五千ドルのためにすることにしては、充分ではないような気がした(P115)

 テリーの死についてあきらめきれないマーロウは、この出来事のあと別の事件にかかわります。この事件がだんだんと、テリーの自殺と交差し、真相にたどり着く。そしてある日、「テリーの自殺について知っている」と言う、マイオラノスと名乗る男が訪ねてくる。見た目は身なりのきれいなメキシコ人。テリーが自殺したホテルで、部屋の番をしていたと言う。マーロウは彼と問答をするうちにこう言い放つ。

「最初から部屋のなかにいたんじゃないか――手紙を書いていたのさ」(P516)

 それに対してマイオラノスはこう返事をする。あの、有名なセリフです。

「ギムレットにはまだ早すぎるね」(P516)

 テリーは変装をして生きていた!! 再開した二人はこの後どうするか。飲みに行く? 二人でどこかへ行く? いいえ、さよならを言うんです。死んだことにしないと危険だから。最後のシーンがこちら。

「さよなら、マイオラノス君。友だちになれてうれしかったぜ――わずかのあいだだったがね」
「さよなら」
 彼は向こうをむき、部屋を横ぎって出て行った。私はドアがしまるのをじっと見つめた。模造大理石の廊下を歩いて行く足音に耳をかたむけた。やがて、足音がかすかになり、ついに聞こえなくなった。私はそれでも、耳をかたむけていた。なんのためだったろう。彼が引き返してきて、私を説き伏せ、気持を変えさせることを望んでいたのであろうか。しかし、彼は戻ってこなかった。私が彼の姿をみたのはこのときが最後だった。(P523)

 カツーン、カツーンと響く足音に、じっと耳を澄ませる。ここが、切ないんですよね。マーロウは気丈に振舞う。その一方で戻ってきてほしいと思う。理性と感情がせめぎあっているのを、静かに観察している。こんなにも知的でタフなのに、不器用な男なんですよ。

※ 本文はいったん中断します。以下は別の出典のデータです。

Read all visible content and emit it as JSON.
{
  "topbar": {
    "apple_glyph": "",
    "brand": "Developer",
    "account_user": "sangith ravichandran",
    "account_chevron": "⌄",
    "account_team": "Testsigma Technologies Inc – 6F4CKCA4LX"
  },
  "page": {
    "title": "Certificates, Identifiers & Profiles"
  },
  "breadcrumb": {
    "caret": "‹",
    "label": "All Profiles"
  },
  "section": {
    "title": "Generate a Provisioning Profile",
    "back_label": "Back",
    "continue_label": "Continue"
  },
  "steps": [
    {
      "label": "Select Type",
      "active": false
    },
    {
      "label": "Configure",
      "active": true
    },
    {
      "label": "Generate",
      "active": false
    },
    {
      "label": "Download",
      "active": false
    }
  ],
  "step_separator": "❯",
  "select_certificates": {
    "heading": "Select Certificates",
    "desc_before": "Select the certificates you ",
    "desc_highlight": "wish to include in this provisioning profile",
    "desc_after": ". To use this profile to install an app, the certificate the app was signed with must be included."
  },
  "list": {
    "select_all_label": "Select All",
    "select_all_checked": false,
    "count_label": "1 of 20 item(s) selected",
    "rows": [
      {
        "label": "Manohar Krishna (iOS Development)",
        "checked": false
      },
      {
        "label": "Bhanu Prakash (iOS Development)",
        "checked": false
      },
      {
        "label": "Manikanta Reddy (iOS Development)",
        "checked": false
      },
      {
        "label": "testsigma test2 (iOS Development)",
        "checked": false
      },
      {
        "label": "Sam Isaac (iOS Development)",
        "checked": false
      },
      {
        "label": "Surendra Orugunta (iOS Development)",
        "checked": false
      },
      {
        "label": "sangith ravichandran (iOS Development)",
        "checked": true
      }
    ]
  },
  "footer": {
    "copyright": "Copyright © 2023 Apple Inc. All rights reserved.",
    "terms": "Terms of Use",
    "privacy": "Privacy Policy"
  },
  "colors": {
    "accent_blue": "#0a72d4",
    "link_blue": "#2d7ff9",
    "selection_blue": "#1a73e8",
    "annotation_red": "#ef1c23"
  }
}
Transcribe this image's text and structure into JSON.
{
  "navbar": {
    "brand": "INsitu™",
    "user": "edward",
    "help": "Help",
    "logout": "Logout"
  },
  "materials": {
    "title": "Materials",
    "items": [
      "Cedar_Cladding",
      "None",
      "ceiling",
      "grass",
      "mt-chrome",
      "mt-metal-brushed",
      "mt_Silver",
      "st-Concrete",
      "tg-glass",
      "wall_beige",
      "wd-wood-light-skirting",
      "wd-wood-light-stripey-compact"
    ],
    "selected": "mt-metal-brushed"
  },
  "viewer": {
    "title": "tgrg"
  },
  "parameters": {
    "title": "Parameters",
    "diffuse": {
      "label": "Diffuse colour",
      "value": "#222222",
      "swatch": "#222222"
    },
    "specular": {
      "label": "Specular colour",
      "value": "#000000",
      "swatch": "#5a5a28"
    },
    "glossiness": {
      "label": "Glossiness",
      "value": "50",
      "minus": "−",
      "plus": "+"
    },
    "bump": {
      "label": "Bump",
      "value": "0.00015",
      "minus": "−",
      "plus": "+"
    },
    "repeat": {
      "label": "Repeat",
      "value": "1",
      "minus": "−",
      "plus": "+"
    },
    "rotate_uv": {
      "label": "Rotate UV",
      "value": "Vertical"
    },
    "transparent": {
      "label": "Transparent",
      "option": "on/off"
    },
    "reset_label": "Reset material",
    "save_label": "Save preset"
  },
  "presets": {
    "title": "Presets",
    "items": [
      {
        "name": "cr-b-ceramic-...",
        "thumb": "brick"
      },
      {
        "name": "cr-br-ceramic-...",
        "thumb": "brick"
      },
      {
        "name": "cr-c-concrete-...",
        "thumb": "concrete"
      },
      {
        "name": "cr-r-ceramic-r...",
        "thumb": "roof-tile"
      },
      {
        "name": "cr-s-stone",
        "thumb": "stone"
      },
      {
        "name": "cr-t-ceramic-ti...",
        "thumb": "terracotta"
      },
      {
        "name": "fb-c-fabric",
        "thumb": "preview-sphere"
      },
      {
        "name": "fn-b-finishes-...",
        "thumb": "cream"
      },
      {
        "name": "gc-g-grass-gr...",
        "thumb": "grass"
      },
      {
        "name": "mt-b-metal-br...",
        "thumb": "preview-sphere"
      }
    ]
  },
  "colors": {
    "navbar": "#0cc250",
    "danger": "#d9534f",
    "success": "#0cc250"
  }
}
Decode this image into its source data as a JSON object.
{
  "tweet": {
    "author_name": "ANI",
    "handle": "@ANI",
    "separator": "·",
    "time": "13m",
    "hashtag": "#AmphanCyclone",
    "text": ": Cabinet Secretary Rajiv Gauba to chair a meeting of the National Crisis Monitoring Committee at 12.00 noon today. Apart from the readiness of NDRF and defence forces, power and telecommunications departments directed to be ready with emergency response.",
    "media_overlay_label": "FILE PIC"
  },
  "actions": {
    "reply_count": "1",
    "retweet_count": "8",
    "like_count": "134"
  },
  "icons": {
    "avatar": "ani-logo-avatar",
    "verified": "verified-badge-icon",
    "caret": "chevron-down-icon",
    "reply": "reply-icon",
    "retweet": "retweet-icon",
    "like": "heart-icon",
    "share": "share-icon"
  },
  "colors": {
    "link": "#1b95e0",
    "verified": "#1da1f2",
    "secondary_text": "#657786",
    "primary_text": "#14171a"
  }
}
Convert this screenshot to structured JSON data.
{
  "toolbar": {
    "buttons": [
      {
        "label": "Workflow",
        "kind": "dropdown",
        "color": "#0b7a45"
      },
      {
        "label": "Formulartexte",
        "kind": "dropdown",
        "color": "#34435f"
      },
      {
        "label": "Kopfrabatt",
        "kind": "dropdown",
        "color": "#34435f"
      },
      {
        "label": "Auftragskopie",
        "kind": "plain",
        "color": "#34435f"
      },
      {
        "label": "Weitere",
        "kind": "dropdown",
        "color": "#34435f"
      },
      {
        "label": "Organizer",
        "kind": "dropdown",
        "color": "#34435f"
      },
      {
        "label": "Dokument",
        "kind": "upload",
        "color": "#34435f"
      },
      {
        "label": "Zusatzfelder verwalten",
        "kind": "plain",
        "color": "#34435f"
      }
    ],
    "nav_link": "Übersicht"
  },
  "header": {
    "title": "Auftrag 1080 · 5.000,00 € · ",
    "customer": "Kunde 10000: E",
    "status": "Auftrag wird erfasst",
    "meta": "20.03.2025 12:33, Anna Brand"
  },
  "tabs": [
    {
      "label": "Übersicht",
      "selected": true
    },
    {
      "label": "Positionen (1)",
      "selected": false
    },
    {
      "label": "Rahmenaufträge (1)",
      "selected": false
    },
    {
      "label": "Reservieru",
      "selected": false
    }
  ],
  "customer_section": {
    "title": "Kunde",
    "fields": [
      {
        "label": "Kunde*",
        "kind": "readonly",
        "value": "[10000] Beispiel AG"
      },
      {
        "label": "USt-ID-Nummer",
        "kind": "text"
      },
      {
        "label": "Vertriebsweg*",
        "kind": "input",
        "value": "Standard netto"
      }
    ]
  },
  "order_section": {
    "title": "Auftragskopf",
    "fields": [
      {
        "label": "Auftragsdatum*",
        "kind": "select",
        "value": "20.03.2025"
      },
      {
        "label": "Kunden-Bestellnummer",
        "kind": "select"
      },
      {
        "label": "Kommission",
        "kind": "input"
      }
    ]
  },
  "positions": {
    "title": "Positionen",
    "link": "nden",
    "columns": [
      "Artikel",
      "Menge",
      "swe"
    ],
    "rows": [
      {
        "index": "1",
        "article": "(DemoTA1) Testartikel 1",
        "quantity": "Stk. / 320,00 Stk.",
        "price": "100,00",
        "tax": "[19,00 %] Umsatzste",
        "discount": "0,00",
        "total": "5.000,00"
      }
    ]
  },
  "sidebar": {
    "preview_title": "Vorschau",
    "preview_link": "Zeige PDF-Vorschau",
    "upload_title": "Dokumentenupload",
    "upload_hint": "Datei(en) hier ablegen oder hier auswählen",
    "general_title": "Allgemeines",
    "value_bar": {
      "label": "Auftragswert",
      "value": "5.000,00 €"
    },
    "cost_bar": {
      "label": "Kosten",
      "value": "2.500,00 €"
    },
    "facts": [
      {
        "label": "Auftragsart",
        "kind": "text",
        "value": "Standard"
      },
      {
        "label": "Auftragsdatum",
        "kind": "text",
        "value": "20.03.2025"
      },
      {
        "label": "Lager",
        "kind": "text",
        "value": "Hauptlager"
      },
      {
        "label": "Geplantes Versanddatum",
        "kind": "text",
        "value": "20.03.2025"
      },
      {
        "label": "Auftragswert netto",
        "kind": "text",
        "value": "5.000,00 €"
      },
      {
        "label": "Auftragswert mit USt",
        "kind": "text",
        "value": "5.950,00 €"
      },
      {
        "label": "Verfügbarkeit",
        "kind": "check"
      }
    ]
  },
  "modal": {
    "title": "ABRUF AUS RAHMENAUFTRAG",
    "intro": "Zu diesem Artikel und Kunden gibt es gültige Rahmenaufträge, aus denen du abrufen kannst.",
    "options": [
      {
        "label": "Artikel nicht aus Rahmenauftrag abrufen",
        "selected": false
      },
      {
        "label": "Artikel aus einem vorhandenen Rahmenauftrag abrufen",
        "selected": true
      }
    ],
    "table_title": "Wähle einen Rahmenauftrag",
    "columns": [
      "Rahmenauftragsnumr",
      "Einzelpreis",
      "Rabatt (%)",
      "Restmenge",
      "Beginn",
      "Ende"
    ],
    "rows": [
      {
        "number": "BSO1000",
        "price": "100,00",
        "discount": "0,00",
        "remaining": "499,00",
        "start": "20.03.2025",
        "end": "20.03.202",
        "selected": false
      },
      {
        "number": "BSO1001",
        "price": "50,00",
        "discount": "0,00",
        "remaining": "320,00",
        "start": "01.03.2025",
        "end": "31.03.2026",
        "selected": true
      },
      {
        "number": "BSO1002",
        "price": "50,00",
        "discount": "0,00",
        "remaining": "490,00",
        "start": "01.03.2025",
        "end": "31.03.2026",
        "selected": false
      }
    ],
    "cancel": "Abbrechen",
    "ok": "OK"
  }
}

 最後の最後まで、自分の気持ちを包み隠さず、目をカッと開いて見つめる。ハードボイルドって、葉巻を片手にハットを被り、ロックグラスを傾ける。そんなイメージを指す、いわゆる「ファッション」なのかなと思っていました。でもそうじゃない。どんなに逆境に立たされても、都合の悪いことが起きても、ただありのままを丸ごと受け入れる。自分の感情すらも目をそらさずに観察する「生き様」を指すんだとこの本から学びました。逆境に立った時は、マーロウを思い出してみると少しだけタフになれる気がします。

 ギムレットには早すぎる? でもこの本を読むのは今がグッドタイミング! おすすめです!